Section 133 of the Rural District Councils Act gives rural district councils a similar power to write off unpaid debts: under the section, councils cannot write off amounts due for charges such as levies and rates until the amounts have been unpaid for at least five years, and then only if the councils consider them irrecoverable or uneconomic to recover.

These provisions, therefore, do not give local authorities power to write off their debts in the way the Minister has ordered them to.

Can the Minister order local authorities to write off debts?

To what extent can the Minister, by issuing directives to local authorities, compel them to write off debts in circumstances not envisaged by the sections of the Urban Councils Act and the Rural District Councils Act considered above; in other words, can the Minister, by issuing a directive, authorise or require councils to write off all their outstanding debts?

The first and most obvious point to make is that the Minister cannot order councils to do something they are not allowed to do — and, as pointed out above, councils cannot write off debts except to the extent that they are specifically allowed to do by statute.

The second point is that the Minister’s power to issue directives to councils is limited:

• Under section 313 of the Urban Councils Act, he can give a council “such directions of a general character as to the policy it is to observe in the exercise of its functions, as appear to the Minister to be requisite in the national interest.” The directive which the Minister issued was not of a general character; it did not relate merely to policy; and, as already noted, it directed councils to do something they cannot do, i.e. to go beyond their statutory functions.

• Under section 155 of the Rural District Councils Act, if a council has failed to carry out a statutory duty, he may direct the council to take specified action to remedy the situation. Again, this section does not authorise the Minister to direct councils to do something they cannot do.

The Minister’s directive was therefore illegal, and councils not only may but must disregard it.

Have debts for rates outstanding since 2009 prescribed?
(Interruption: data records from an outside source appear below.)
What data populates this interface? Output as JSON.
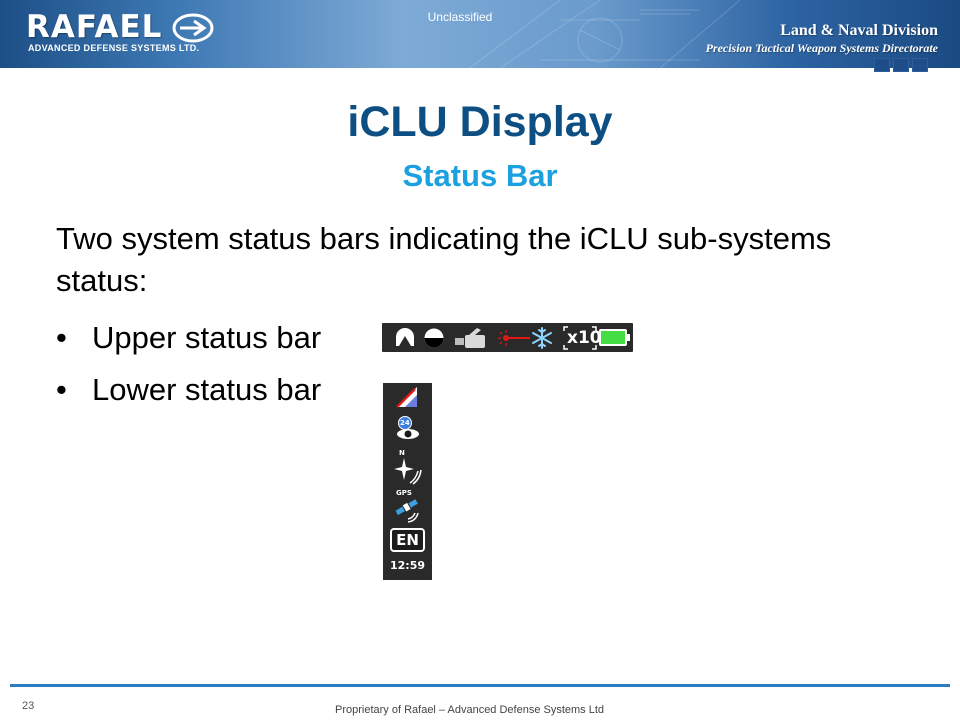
{
  "header": {
    "logo_word": "RAFAEL",
    "logo_subtitle": "ADVANCED DEFENSE SYSTEMS LTD.",
    "classification": "Unclassified",
    "division": "Land & Naval Division",
    "directorate": "Precision Tactical Weapon Systems Directorate"
  },
  "slide": {
    "title": "iCLU Display",
    "subtitle": "Status Bar",
    "intro": "Two system status bars indicating the iCLU sub-systems status:",
    "bullets": [
      {
        "marker": "•",
        "text": "Upper status bar"
      },
      {
        "marker": "•",
        "text": "Lower status bar"
      }
    ]
  },
  "upper_status_bar": {
    "icons": [
      "mode-icon",
      "day-night-icon",
      "camera-icon",
      "laser-icon",
      "cooler-icon",
      "zoom-icon",
      "battery-icon"
    ],
    "zoom_label": "x10",
    "battery_color": "#44dd44"
  },
  "lower_status_bar": {
    "icons": [
      "inclination-icon",
      "target-count-icon",
      "compass-icon",
      "gps-icon",
      "language-icon"
    ],
    "target_count": "24",
    "compass_label": "N",
    "gps_label": "GPS",
    "language": "EN",
    "time": "12:59"
  },
  "footer": {
    "page_number": "23",
    "text": "Proprietary of Rafael – Advanced Defense Systems Ltd"
  },
  "colors": {
    "title": "#0d4f82",
    "subtitle": "#1ba0e0",
    "footer_line": "#2c7cc1",
    "status_bar_bg": "#2a2a2a"
  }
}
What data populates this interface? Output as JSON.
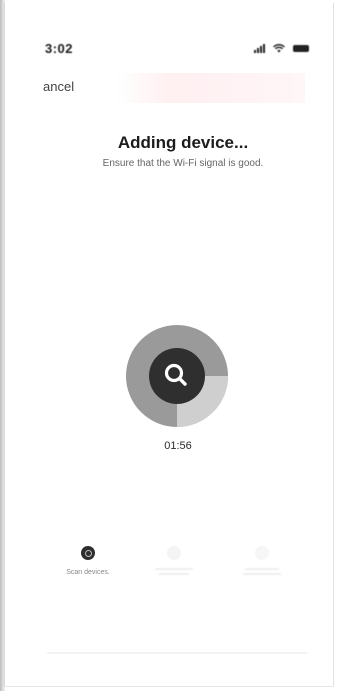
{
  "status_bar": {
    "time": "3:02"
  },
  "nav": {
    "cancel_label": "ancel"
  },
  "main": {
    "title": "Adding device...",
    "subtitle": "Ensure that the Wi-Fi signal is good.",
    "timer": "01:56",
    "progress": 0.25
  },
  "steps": [
    {
      "label": "Scan devices.",
      "active": true
    },
    {
      "label": "",
      "active": false
    },
    {
      "label": "",
      "active": false
    }
  ],
  "colors": {
    "ring": "#9a9a9a",
    "ring_light": "#cfcfcf",
    "core": "#2f2f2f",
    "accent_tint": "#ffeef0"
  }
}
In his directive the Minister said that amounts owed by residents for rates since February 2009 had become prescribed, i.e. that the debts had been extinguished by the lapse of time.

The Minister was wrong.

The Prescription Act provides for the extinction of debts by the passage of time: debts are extinguished if they remain unpaid for periods which vary according to the type of debt. Some debts are extinguished after as little as three years — which may be the period the Minister had in mind in his circular — but others after as long as 30 years.

According to section 15(a)(iii) of the Prescription Act, debts “in respect of taxation imposed or levied by or under an enactment” are extinguished after 30 years. Municipal and rural district council rates and levies are imposed under Acts of Parliament — the Urban Councils Act and the Rural District Councils Act, respectively — and are a form of taxation. Debts in respect of rates and levies are therefore covered by section 15(a)(iii) of the Prescription Act and remain recoverable for 30 years. The point is obvious; indeed, as a judge suggested in a case in which the question arose, it is almost axiomatic.

Hence, contrary to what the Minister said, debts which residents owed for rates as at February 2009 will not become prescribed [i.e. will not be extinguished] until 2039.

Note: in Constitution Watch 32/2013 of 4th July 2013 [Local Authorities: Is their Early Demise Constitutional?] Veritas argued that the Secretary for Local Government’s letter to all local authorities that their councils stood dissolved, and were replaced by appointed caretakers and commissions to run the local authorities until the election of new councillors, was unconstitutional.